Pearlin designed a 10 item Caregiving Gains Scale to assess caregiving gain which was later adapted by researchers and has been used to study caregiving gains in caregivers of mentally ill subjects[24,30,32]. “FMTCS” was developed by Farran et al, which is a 7-point Likert-type 43 item questionnaire. Psychometric evaluation of scale identified 3 subscales: Loss/Powerlessness identifying difficult aspects of caregiving; Provisional Meaning, which identifies how caregivers find day-to-day meaning; and Ultimate Meaning, which labels philosophical/religious/spiritual attributions associated with the experience of caregiving. Of these various scales, ECI has commonly been used to study the positive aspects of caregiving in relation to schizophrenia.
We recently developed a Scale for Positive Aspects of Caregiving Experience (SPACE). For developing this scale, available scales (ECI, Caregiver Appraisal Scale, Adapted Caregiver Gains scale, Positive Aspects of Caregiving) assessing some aspect of positive caregiving were reviewed. Items were taken from these scales and common items were condensed and accordingly incorporated in SPACE. Then the scale was evaluated in the caregivers of patients with schizophrenia and was found to have good internal consistency, test- retest reliability, cross language reliability, split half reliability and face validity. Principle Component Analysis yielded a factor structure comprising four factors. The factor so obtained also had good test- retest reliability. The 4 factor domains of positive caregiving identified are caregiving personal gains, motivation for caregiving role, caregiver satisfaction and self-esteem and social aspect of caring.

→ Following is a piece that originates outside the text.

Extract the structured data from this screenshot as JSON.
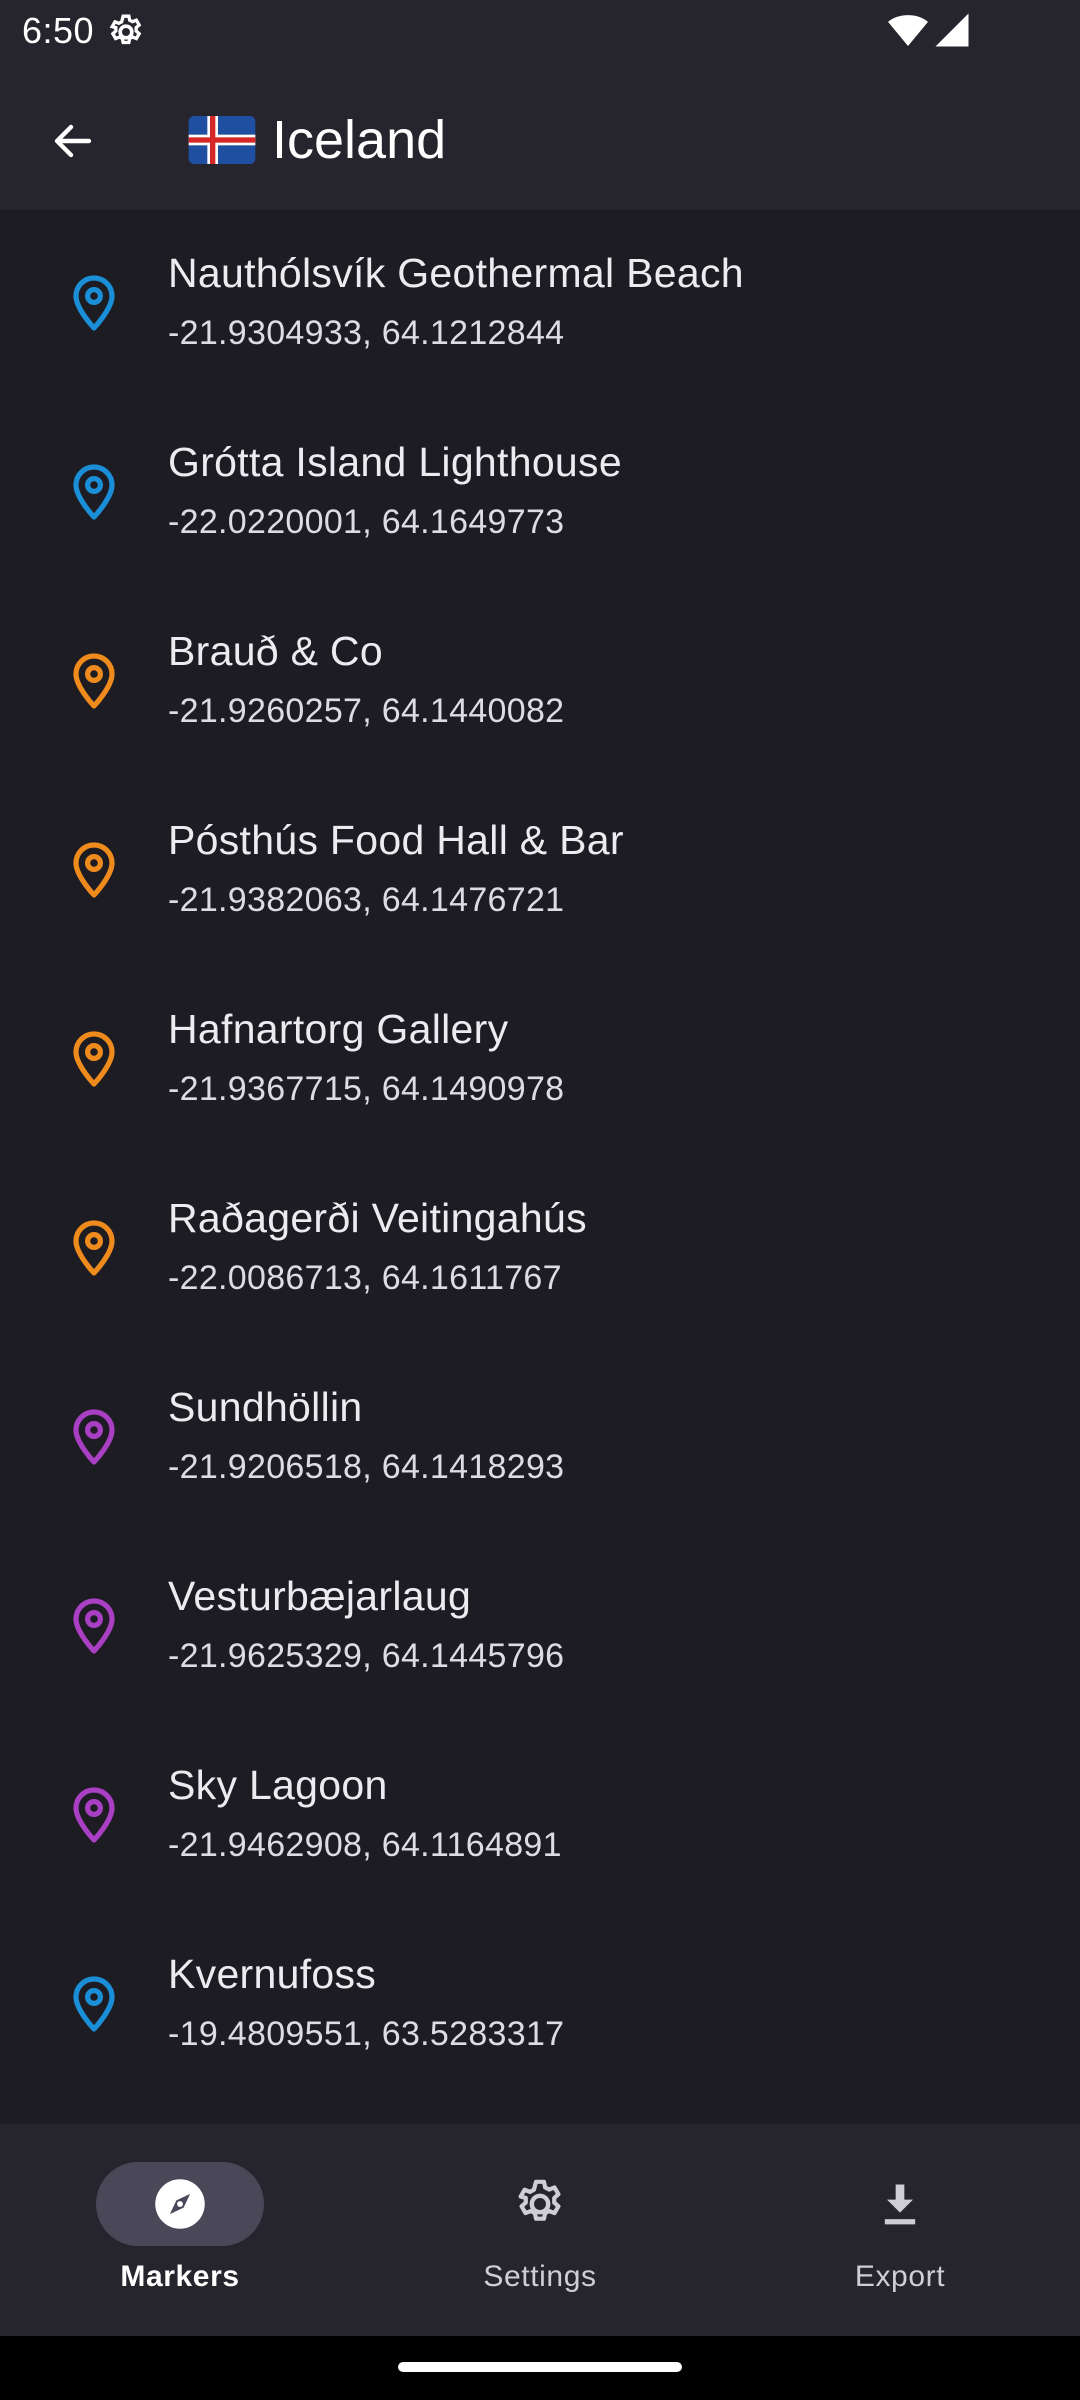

POSITIVE ASPECTS OF CAREGIVING IN APPRAISAL PARADIGM
Caregiver appraisal is a neutral term in that it can indicate positive, neutral, or negative feelings about the caregiving situation. It is based on the transactional perspective wherein it is understood as a transaction between the person and the environment. To “appraise” is understood as to “set a value on”, “estimate the amount of”, or “evaluate the worth, significance, or status of” something. Therefore, caregiver appraisal refers to the process by which a caregiver estimates the amount or significance of caregiving, in which he takes into consideration both the nature of the stressor and his or her resources to cope with these. Hence, caregiving appraisal may be positive, negative, or neutral and consists of subjective cognitive and affective appraisals of the potential stressor and the efficacy of one’s coping efforts. So “appraisal of caregiving” is understood as a construct existing in the “stress-appraisal-coping” framework, and suggests that the experience of caregiving results from an interaction between the relative’s illness and factors in the carer’s external and internal world. According to this, patient’s illness, associated behaviors, disabilities and the perceived disruptions of the carers’ life are appraised as stressors by the carers. The carer’s personality, quality of family relationships and degree of social support are considered as the mediating factors in caregiver’s appraisal of the stress[7,23,36]. A caregiver may appraise the whole caregiving experience as positive, negative or both depending on the interaction between the various variables and the outcome is understood in the form of psychological morbidity. However, it is possible that not all caregivers will experience psychological morbidity; hence, it would be prudent to consider other outcome measures like quality of life.
Thus, while evaluating the positive aspects of caregiving, it would be worthwhile to evaluate the caregivers coping ability, social support, psychological morbidity, quality of life, perceived burden and level of caregiving involvement and caregiving consequences.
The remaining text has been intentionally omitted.